On weekday mornings, those who switch between radio programmes benefit from two different “Thoughts for the Day”, on Radio Scotland at about 7:23, and on Radio 4 at about 7:48. These reflections are very varied and their faith perspective makes a welcome change from the news!

Unusually, this morning’s thoughts had the same starting point, the 75th anniversary of the publication of George Orwell’s Animal Farm, a satirical take on Stalin’s Russia.

Fr Jamie McMorrin from St Mary’s Catholic Cathedral, Edinburgh, used Orwell’s own classification of books to describe Animal Farm as one of those books that alters one’s whole attitude to life. The fact that we’re still reading it proves the writer’s pen to be mightier than the dictator’s sword, though, compared to the Bible, Animal Farm’s 75 years is like the blink of an eye, its symbolic allegory is nothing compared to the Book of Revelation, and “if it’s empire-shaking radicalism that you’re after, look no further than St Paul.”

Fr McMorrin also noted the start last weekend of the Edinburgh International Book Festival (this year on-line), and its celebration of the continued importance of books. Reading a good book helps us “try to understand our world, to understand ourselves and to make a small start at changing them both for the better.”

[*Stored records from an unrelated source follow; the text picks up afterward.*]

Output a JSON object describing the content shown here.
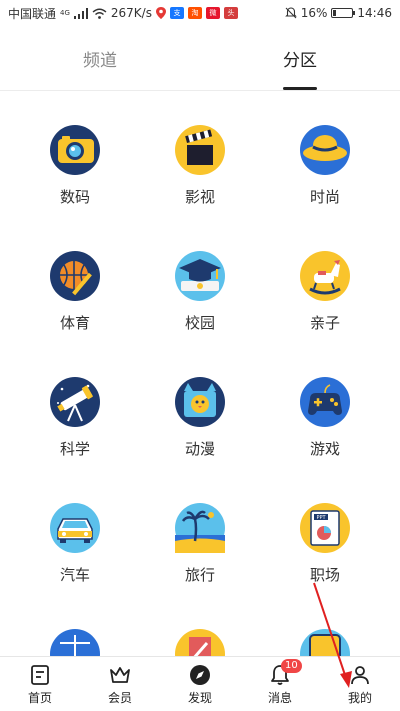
{
  "status_bar": {
    "carrier": "中国联通",
    "network_type": "4G",
    "speed": "267K/s",
    "battery": "16%",
    "battery_level": 0.16,
    "time": "14:46",
    "app_badges": [
      "支",
      "淘",
      "微",
      "头"
    ]
  },
  "tabs": [
    {
      "label": "频道",
      "active": false
    },
    {
      "label": "分区",
      "active": true
    }
  ],
  "categories": [
    {
      "label": "数码",
      "icon": "camera-icon"
    },
    {
      "label": "影视",
      "icon": "clapperboard-icon"
    },
    {
      "label": "时尚",
      "icon": "hat-icon"
    },
    {
      "label": "体育",
      "icon": "basketball-icon"
    },
    {
      "label": "校园",
      "icon": "graduation-cap-icon"
    },
    {
      "label": "亲子",
      "icon": "rocking-horse-icon"
    },
    {
      "label": "科学",
      "icon": "telescope-icon"
    },
    {
      "label": "动漫",
      "icon": "cartoon-cat-icon"
    },
    {
      "label": "游戏",
      "icon": "gamepad-icon"
    },
    {
      "label": "汽车",
      "icon": "car-icon"
    },
    {
      "label": "旅行",
      "icon": "palm-beach-icon"
    },
    {
      "label": "职场",
      "icon": "ppt-document-icon"
    }
  ],
  "bottom_nav": [
    {
      "label": "首页",
      "icon": "document-icon"
    },
    {
      "label": "会员",
      "icon": "crown-icon"
    },
    {
      "label": "发现",
      "icon": "compass-icon"
    },
    {
      "label": "消息",
      "icon": "bell-icon",
      "badge": "10"
    },
    {
      "label": "我的",
      "icon": "user-icon"
    }
  ],
  "colors": {
    "accent_yellow": "#F9C42C",
    "navy": "#1E3A6E",
    "badge_red": "#F04646",
    "annotation_red": "#E02020"
  }
}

Dr Anna Rowlands of Durham University talked about the group of mid-century writers to which Orwell belonged. Orwell, Camus, and Auden tackled a common set of troubling questions: “How do we get as deeply into the world as possible? look at it without illusion? understand the suffering we create? but also find the courage to resist and to hope?”

For Auden, Christ’s command to love ones neighbour was the teaching that could enable resistance to power gone awry. Being able to see the infinite worth of an imperfect other was for him an insight that comes from outside ourselves. It’s “the kind of insight you have to choose to really own for yourself again and again. For it means being willing to revolt in the face of every system that decides some human beings are worth more than others.

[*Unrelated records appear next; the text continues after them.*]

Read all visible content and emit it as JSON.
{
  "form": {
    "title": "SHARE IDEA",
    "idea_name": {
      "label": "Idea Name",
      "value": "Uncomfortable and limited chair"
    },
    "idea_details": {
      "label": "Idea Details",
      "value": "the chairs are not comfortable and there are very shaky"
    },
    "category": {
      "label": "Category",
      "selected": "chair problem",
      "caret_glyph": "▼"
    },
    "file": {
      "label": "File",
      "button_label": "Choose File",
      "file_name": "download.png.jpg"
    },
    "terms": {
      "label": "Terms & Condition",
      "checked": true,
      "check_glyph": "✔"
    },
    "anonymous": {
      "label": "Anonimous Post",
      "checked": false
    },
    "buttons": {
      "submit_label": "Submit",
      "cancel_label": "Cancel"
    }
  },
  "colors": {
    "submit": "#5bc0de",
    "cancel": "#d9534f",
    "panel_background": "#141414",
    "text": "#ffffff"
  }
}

“The great miracle for Auden is the moment when you choose to ‘love your crooked neighbour with your crooked heart’. When we do, we image God, who Auden says, ‘numbers each particle … by its Proper Name’. God is the very opposite of indifference. God is not like an algorithm. Great poetry and literature, Auden wrote, ‘makes nothing happen’, but it does extend our knowledge of both suffering and love, and by doing so makes all the more urgent the choice that lies before us, to actively choose to inhabit a more genuinely human world.”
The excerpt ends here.